Boston Celtics legend Bill Russell, who won 11 NBA titles and was a giant when it came to social justice, died Sunday at 88, his family said.
“We hope each of us can find a new way to act or speak up with Bill’s uncompromising, dignified, and always constructive commitment to principle,” the family said.
A Hall of Famer, five-time Most Valuable Player, and 12-time All-Star, Russell was voted the greatest player in the NBA history by basketball writers in 1980.
Professional sports has never seen a greater winner before nor since. Russell won 11 championships in his just 13 seasons as a professional player. That is crazy when you really think of it , the NBA named its Finals MVP award in his honor.
NBA commissioner Adam Silver called Russell “the greatest champion in all of team sports.”

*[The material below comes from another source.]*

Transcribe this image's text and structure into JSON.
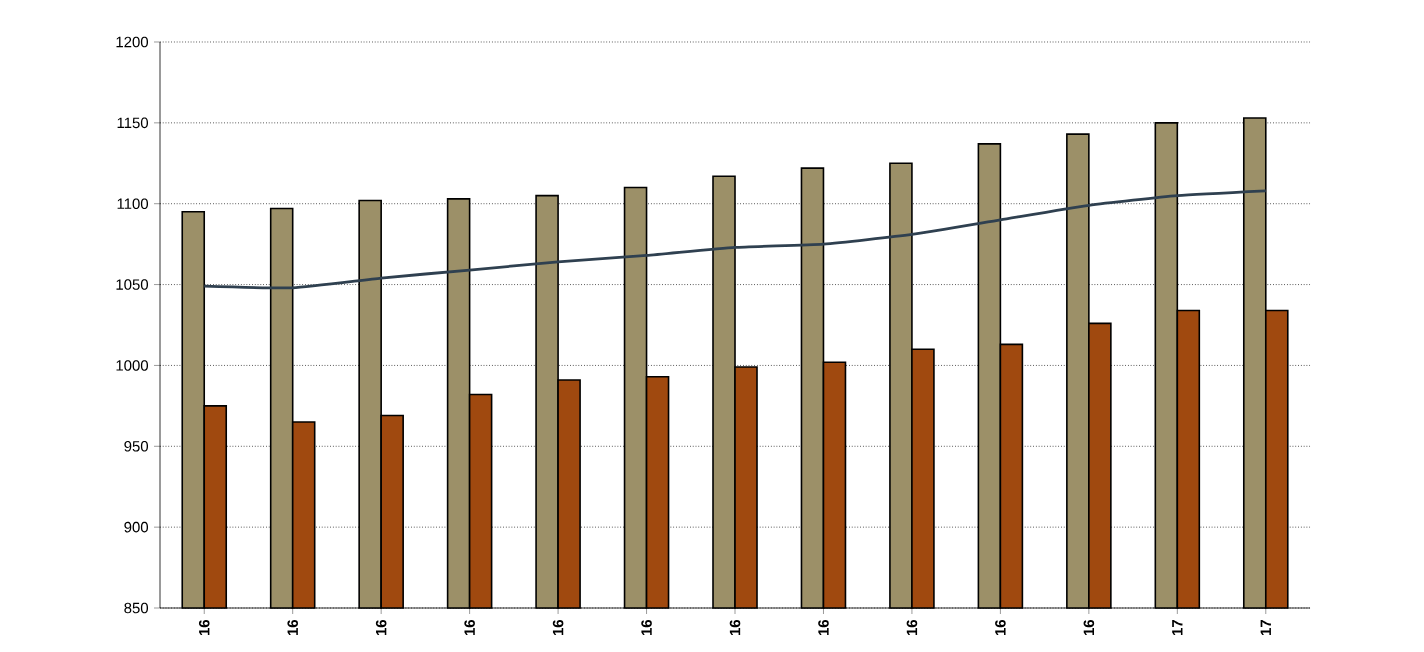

I am more proud of the champion Russell was off the court. We have all seen the iconic photo of the black power Summit, with Russell, Alcindor, Jim Brown among others. Russell was a champion for social justice. He fought the biggest fight of his life and he won at that too. Four years ago I spoke with author Gary Pomerantz on my radio show, who filled me in on the hate Russell had to deal with while playing for the Celtics in his book “The Last Pass” . The book was about Celtic teammate Bob Cousy who was aware of the racism Russell felt and his regret for not supporting his black teammate more. Yes, you had people in the very city he was winning championships for who still thought of him as less of a man because of the color of his skin. Through it all he persevered. I encourage everyone to listen to Gary tell the truth about what Bill Russell fought while winning championships in Boston. He carried a whole city on his back while fighting America’s biggest sickness. Racism, a fight that continues today. All of us should thank Bill Russell today.